大きな家の映画専門家レビュー一覧

大きな家

「14歳の栞」の竹林亮が監督、児童養護施設で暮らす子どもたちに密着したドキュメンタリー。家族ではないつながりの中で生活しながら、自分の運命と向き合い、葛藤し、未来に目を向けて成長していく子どもたちの姿を記録する。企画・プロデュースは俳優・監督の齊藤工。児童養護施設をたびたび訪れていた齊藤工が、配信などはせず劇場上映のみに限定し未成年者である出演者への誹謗中傷やプライバシーの侵害がないように配慮した「14歳の栞」の公開方法に触れたことから、本作の企画がスタートした。本作の配信やパッケージ化は予定されていない。
  • ライター、編集

    岡本敦史

    養護施設の子どもたちに密着し、つとめて「普通の生活」を切り取ろうとするコンセプトはわかる。実際、不幸でも孤独でもない、生き生きとした表情や感情は多々捉えられているが、被写体の魅力と反比例して、作り手の空虚さや問題意識のなさを逆照射している感も否めない。躍動感溢れる映像や音楽はむしろ凡庸さをいや増す。

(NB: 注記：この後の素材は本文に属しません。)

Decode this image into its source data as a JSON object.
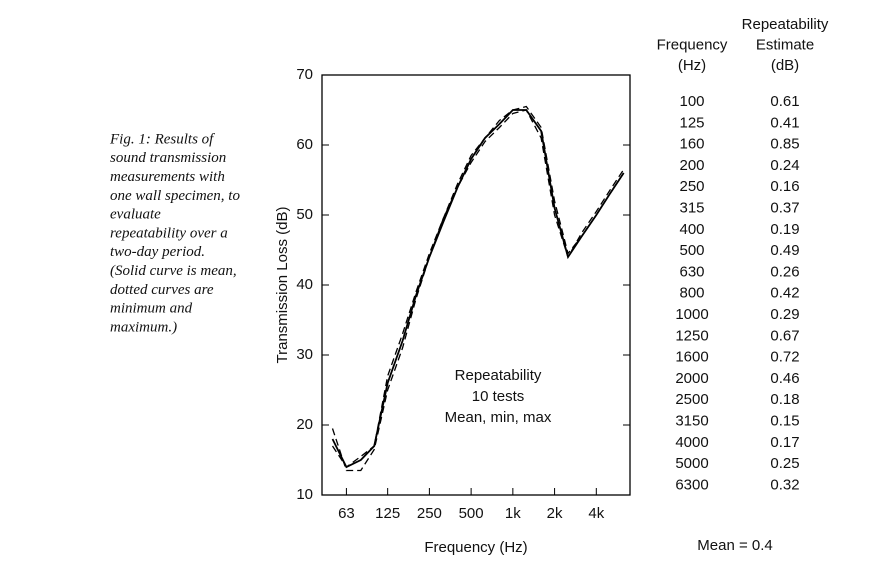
{
  "caption": [
    "Fig. 1: Results of",
    "sound transmission",
    "measurements with",
    "one wall specimen, to",
    "evaluate",
    "repeatability over a",
    "two-day period.",
    "(Solid curve is mean,",
    "dotted curves are",
    "minimum and",
    "maximum.)"
  ],
  "chart_data": {
    "type": "line",
    "x_label": "Frequency (Hz)",
    "y_label": "Transmission Loss (dB)",
    "annotation": [
      "Repeatability",
      "10 tests",
      "Mean, min, max"
    ],
    "x": [
      50,
      63,
      80,
      100,
      125,
      160,
      200,
      250,
      315,
      400,
      500,
      630,
      800,
      1000,
      1250,
      1600,
      2000,
      2500,
      3150,
      4000,
      5000,
      6300
    ],
    "x_log": true,
    "xlim": [
      42,
      7000
    ],
    "xticks": [
      63,
      125,
      250,
      500,
      {
        "value": 1000,
        "label": "1k"
      },
      {
        "value": 2000,
        "label": "2k"
      },
      {
        "value": 4000,
        "label": "4k"
      }
    ],
    "ylim": [
      10,
      70
    ],
    "yticks": [
      10,
      20,
      30,
      40,
      50,
      60,
      70
    ],
    "series": [
      {
        "color": "#000000",
        "dash": false,
        "values": [
          18,
          14,
          15,
          17,
          26,
          32,
          38.5,
          44,
          49,
          54,
          58,
          61,
          63,
          65,
          65,
          62,
          51,
          44,
          47,
          50,
          53,
          56
        ]
      },
      {
        "color": "#000000",
        "dash": true,
        "values": [
          19.5,
          13.5,
          13.5,
          16.5,
          25,
          31,
          38,
          44,
          49.5,
          54,
          57.5,
          60.5,
          62.5,
          64.5,
          65,
          61,
          50,
          44,
          47.5,
          50.5,
          53.5,
          56.5
        ]
      },
      {
        "color": "#000000",
        "dash": true,
        "values": [
          17,
          14,
          15.5,
          17,
          27,
          33,
          39,
          44.5,
          49.5,
          54.5,
          58.5,
          61,
          63.5,
          65,
          65.5,
          62.5,
          52,
          44.5,
          47,
          50,
          53,
          56
        ]
      }
    ]
  },
  "table": {
    "header": [
      [
        "Frequency",
        "(Hz)"
      ],
      [
        "Repeatability",
        "Estimate",
        "(dB)"
      ]
    ],
    "rows": [
      [
        "100",
        "0.61"
      ],
      [
        "125",
        "0.41"
      ],
      [
        "160",
        "0.85"
      ],
      [
        "200",
        "0.24"
      ],
      [
        "250",
        "0.16"
      ],
      [
        "315",
        "0.37"
      ],
      [
        "400",
        "0.19"
      ],
      [
        "500",
        "0.49"
      ],
      [
        "630",
        "0.26"
      ],
      [
        "800",
        "0.42"
      ],
      [
        "1000",
        "0.29"
      ],
      [
        "1250",
        "0.67"
      ],
      [
        "1600",
        "0.72"
      ],
      [
        "2000",
        "0.46"
      ],
      [
        "2500",
        "0.18"
      ],
      [
        "3150",
        "0.15"
      ],
      [
        "4000",
        "0.17"
      ],
      [
        "5000",
        "0.25"
      ],
      [
        "6300",
        "0.32"
      ]
    ],
    "footer": "Mean = 0.4"
  }
}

後半ようやく「家庭」をめぐる固定観念が施設育ちの子たちにも染みついた日本の病理を浮き彫りにし、考えさせる内容にはなるが、少し時間がかかりすぎる。

  • 映画評論家

    北川れい子

    この児童養護施設では、幼児たちは別にして小学生になると個室に移る。一般家庭の子ども部屋と変わらない。さらに男子、女子と分かれているが、一棟に5~6人の子どもたちが職員と共同生活をしていて、職員と一緒に自分たちの食事作りをしたりも。竹林監督は、ときには叙情的映像を挟みながら、ここで暮らす子どもたちの日常を四季それぞれに記録していくのだが、監督の問いに、ここは施設、家庭とは違う、と淡々と応じる子どもが何人もいて、その本音の重さに改めて家族の不在を実感する。

  • 映画評論家

    吉田伊知郎

    過度にドラマチックにするわけでも、絆や感動を押しつけがましく作り込むわけでもなく、淡々と日常を切り取るのが良い。さまざまな事情を抱える子どもたちへの踏み込みすぎない視点は、場合によると淡白すぎると思えるかもしれない。だが、施設は実家ではなく、あくまで施設にすぎず、同居人たちは疑似家族ではなく、あくまで他人であるという当事者たちの達観した眼差しを前にすれば、こうした作りになるのも必然に思える。むしろ作為性を捨てて撮ったからこそ現れる無機質さが好ましい。